| Bill May Require Pension Funds to Divest if Iran Involved
 
 
 By Harrison Sheppard, Medianews
      Edianews Sacremento Bureau
 
 September
      25, 2007
 Gov. Arnold
      Schwarzenegger said Monday he intends to sign a bill requiring the state's
      pension funds to divest from companies that do business with the energy
      and defense sectors of Iran. 
      
       Estimates vary on how much
      money the state funds have invested in companies that do business with
      Iran, but it could run as high as $24 billion. Divesting that much stock
      could cost more than $120 million in taxes, commissions and other
      expenses. 
      
       The state's two major pension
      funds have vigorously opposed the bill, arguing that it runs counter to
      their constitutionally mandated financial responsibility to state
      employees and government agencies. 
      
       But Schwarzenegger said the
      state should take a stand against terrorism by exerting the financial
      influence of the nation's two largest public pension funds — the
      California Public Employees' Retirement System and the California State
      Teachers' Retirement System. 
      
       "California has a long
      history of leadership and doing what's right with our investment
      portfolio," Schwarzenegger said in a written statement. "Last
      year, I was proud to sign legislation to divest from the Sudan to take a
      powerful stand against genocide.

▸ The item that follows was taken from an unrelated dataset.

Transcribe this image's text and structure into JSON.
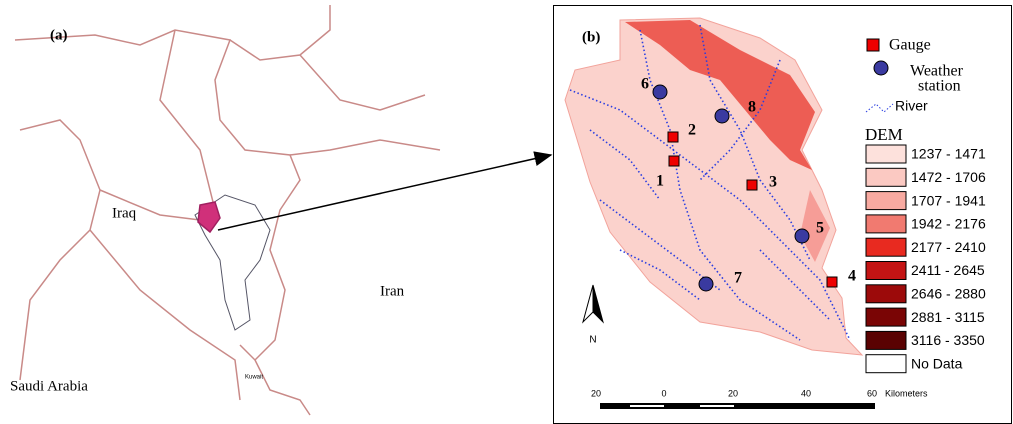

I look forward to signing legislation to
      divest from Iran to take an equally powerful stand against
      terrorism." 
      
       Schwarzenegger was in New
      York on Monday speaking to the United Nations about global warming. 
      
       Coincidentally, Iranian President Mahmoud Ahmadinejad
      is also in New York this week to address the U.N. 
      
       But the funds' boards fear
      the bill could prevent them from making the best investments in the
      financial interest of state employees and government agencies. 
      
       CalPERS spokesman Clark
      McKinley added the agency believes it can be more effective in convincing
      corporations to change their policies by exerting influence as a major
      stockholder, rather than giving up that leverage by divesting from those
      companies. 
      
       "We prefer engagement
      over divestment," McKinley said. "We engage with companies to
      get them to change their practices. Once we sell our stock, we no longer
      have leverage with the company, so we've lost our voice essentially."
      
      
       The divestments could
      potentially lower the state's long-term return on investment in its
      pension funds, meaning state taxpayers might have to contribute more
      through the state general fund, according to analyses by staff at the
      funds. If the bill had been in place over the last five years, Cal PERS
      estimates it would have reduced investment returns by at least $725
      million. 
      
       In the past, state pension
      funds have been required to divest from South Africa in the 1980s; and the
      Sudan in a bill that took effect this year; and CalPERS on its own decided
      to divest from tobacco companies because of the financial risk. 
      
       Rabbi Abraham Cooper,
      associate dean of the Simon Wiesenthal Center, said he hopes California's
      actions will influence other states and nations to take similar steps. 
      
       "If this kind of
      activity catches on, that is going to make them (the leaders of Iran) sit
      up and take notice and say maybe we have to change our behavior a little
      bit," Cooper said. 
      
       The divestment legislation is
      Assembly Bill 221, by Assemblyman Joel Anderson, R-El Cajon.